Gorrum menggelengkan kepalanya.
"Manusia mengetahui nama Edenfell, namun tidak dengan kebenarannya." lanjut Gorrum, "disini adalah tempat yang berbeda dari bayangan manusia,"
Ramiel lanjut bertanya, "Menurutmu, mengapa anak sepertiku? Terpilih untuk... Apapun itu."
Gorrum tersenyum tipis. "Itu sesuatu yang hanya bisa dipahami olehmu, Ramiel, sebagai yang terpilih."
Ramiel menarik nafas dalam-dalam, menenangkan pikirannya yang kacau.
"Menurutmu, ada hal lain yang harus aku ketahui?"
Gorrum mengangguk, menatapnya tajam.
"Dahulu, seorang raja bernama Nazdeath yang membuat sebuah perjanjian kepada para tetua untuk hutan yang kuno ini.
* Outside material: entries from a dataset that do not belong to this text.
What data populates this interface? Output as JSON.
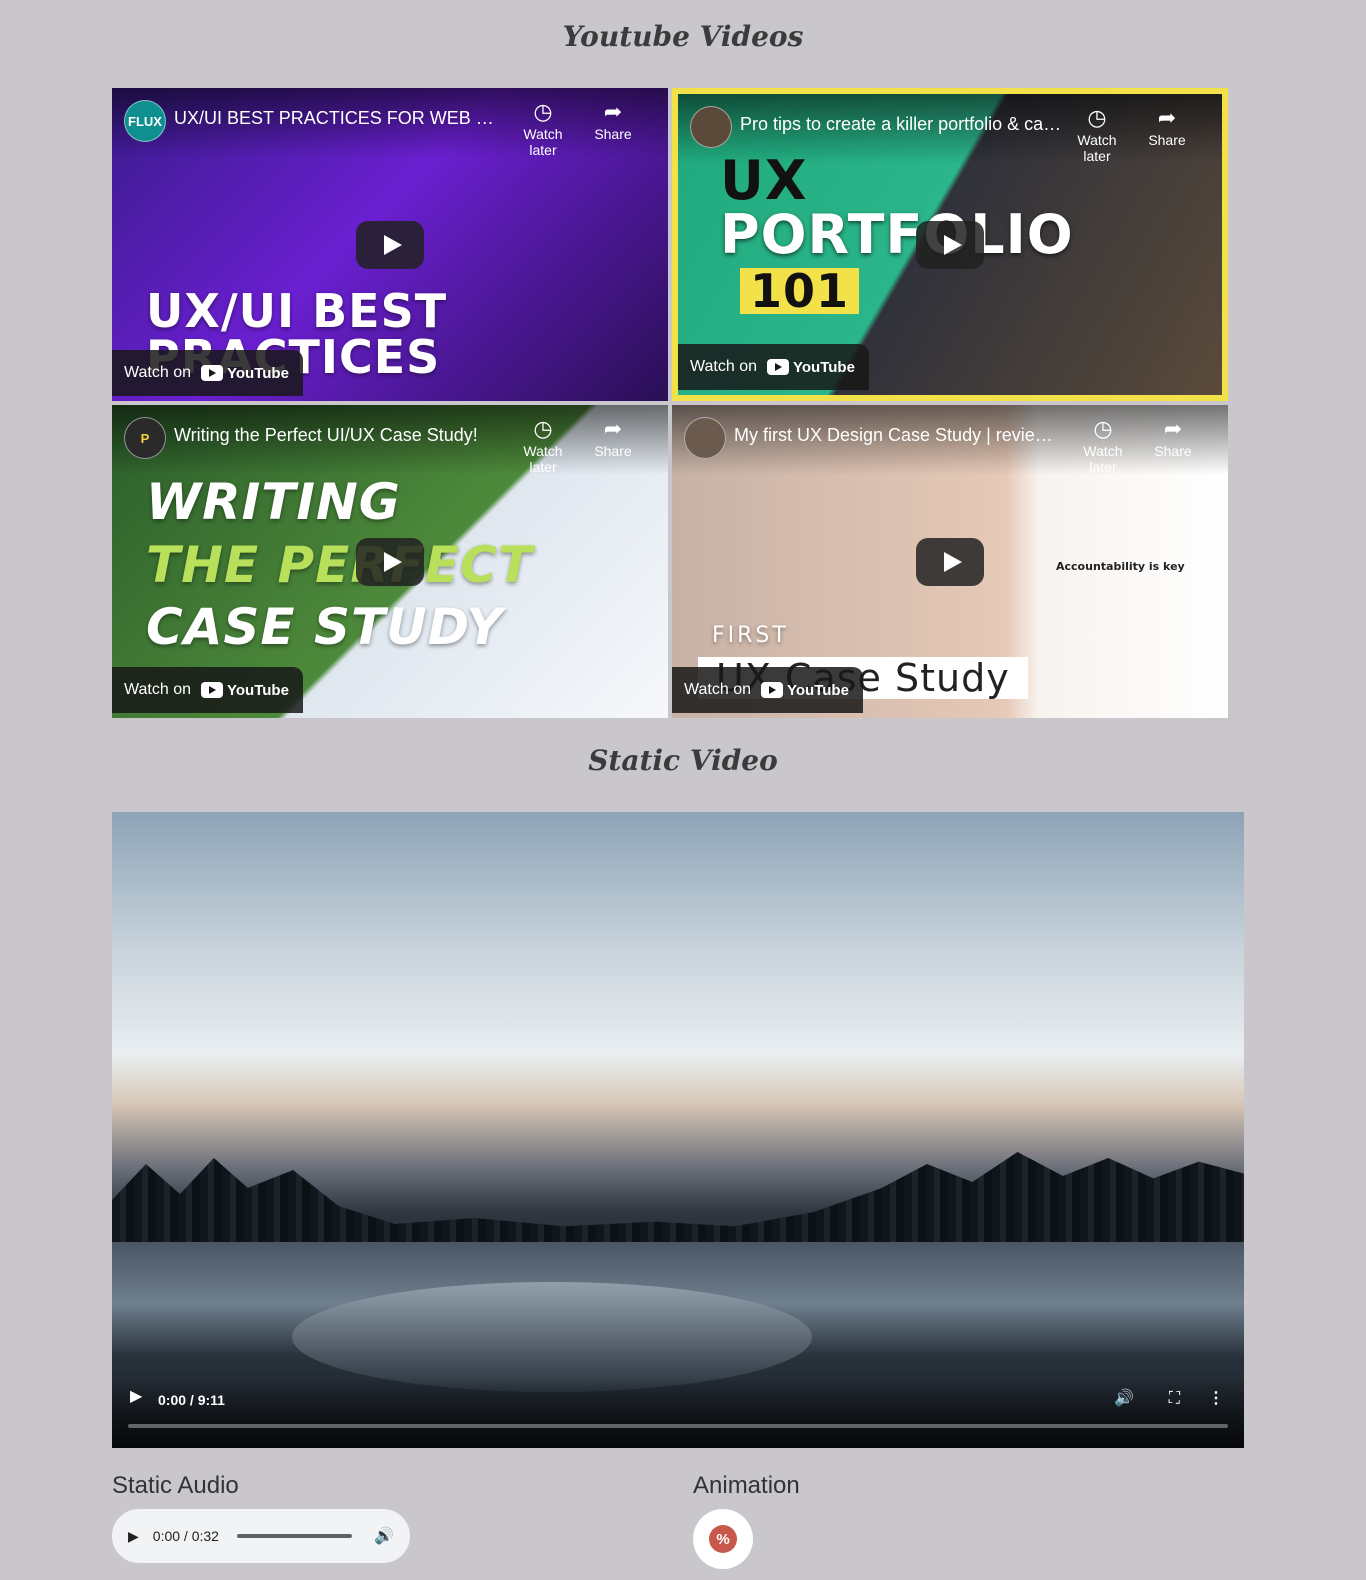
{
  "sections": {
    "youtube_title": "Youtube Videos",
    "static_video_title": "Static Video",
    "static_audio_title": "Static Audio",
    "animation_title": "Animation"
  },
  "youtube": {
    "watch_later_label": "Watch later",
    "share_label": "Share",
    "watch_on_label": "Watch on",
    "youtube_brand": "YouTube",
    "videos": [
      {
        "channel_initials": "FLUX",
        "title": "UX/UI BEST PRACTICES FOR WEB DESI…",
        "thumb_lines": [
          "UX/UI BEST",
          "PRACTICES"
        ]
      },
      {
        "channel_initials": "",
        "title": "Pro tips to create a killer portfolio & cas…",
        "thumb_lines": [
          "UX",
          "PORTFOLIO",
          "101"
        ]
      },
      {
        "channel_initials": "P",
        "title": "Writing the Perfect UI/UX Case Study!",
        "thumb_lines": [
          "WRITING",
          "THE PERFECT",
          "CASE STUDY"
        ]
      },
      {
        "channel_initials": "",
        "title": "My first UX Design Case Study | review…",
        "thumb_lines": [
          "FIRST",
          "UX Case Study",
          "Accountability is key"
        ]
      }
    ]
  },
  "static_video": {
    "time": "0:00 / 9:11",
    "progress": 0,
    "play_icon": "play-icon",
    "volume_icon": "volume-icon",
    "fullscreen_icon": "fullscreen-icon",
    "menu_icon": "more-vertical-icon"
  },
  "static_audio": {
    "time": "0:00 / 0:32",
    "progress": 0
  },
  "animation": {
    "badge_icon": "percent-badge-icon",
    "badge_color": "#c8584b"
  }
}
Ia menjamin bahwa manusia akan berada jauh dalam jangkauan Edenfell."
"Terlalu banyak konflik terjadi di antara kami dan manusia, namun ia pria yang adil. Terkadang aku berpikir, ia tak pantas untuk dunia ini," Gorrum melanjutkan, suaranya menggema. "Hingga setelah perjanjian tersebut dibuat, akhirnya Edenfell mempunyai daratannya sendiri."
Ramiel tampak berpikir keras. "Nazdeath... maksudmu kisah tentang Pembawa Obor pada Malam Abadi?" tanyanya perlahan, mengingat cerita-cerita lama yang pernah didengarnya. Gorrum, sang makhluk rawa, tampak bingung sejenak.
"Ya, beliau masih dikenal oleh para rakyatnya," kata Ramiel dengan pelan. "Nazdeath, anak dari Raja Malvorn, dikenal sebagai Kuda Perak Jantan."
Ramiel tersenyum tipis, senang bahwa pengetahuan sejarahnya masih terlukis di benaknya. "Aku ingat kisah itu, ayahku memberitahuku sejak kecil." kemudian ia lanjut bertanya, "tetapi, apakah aku benar-benar tak dapat keluar dari sini secepat mungkin?"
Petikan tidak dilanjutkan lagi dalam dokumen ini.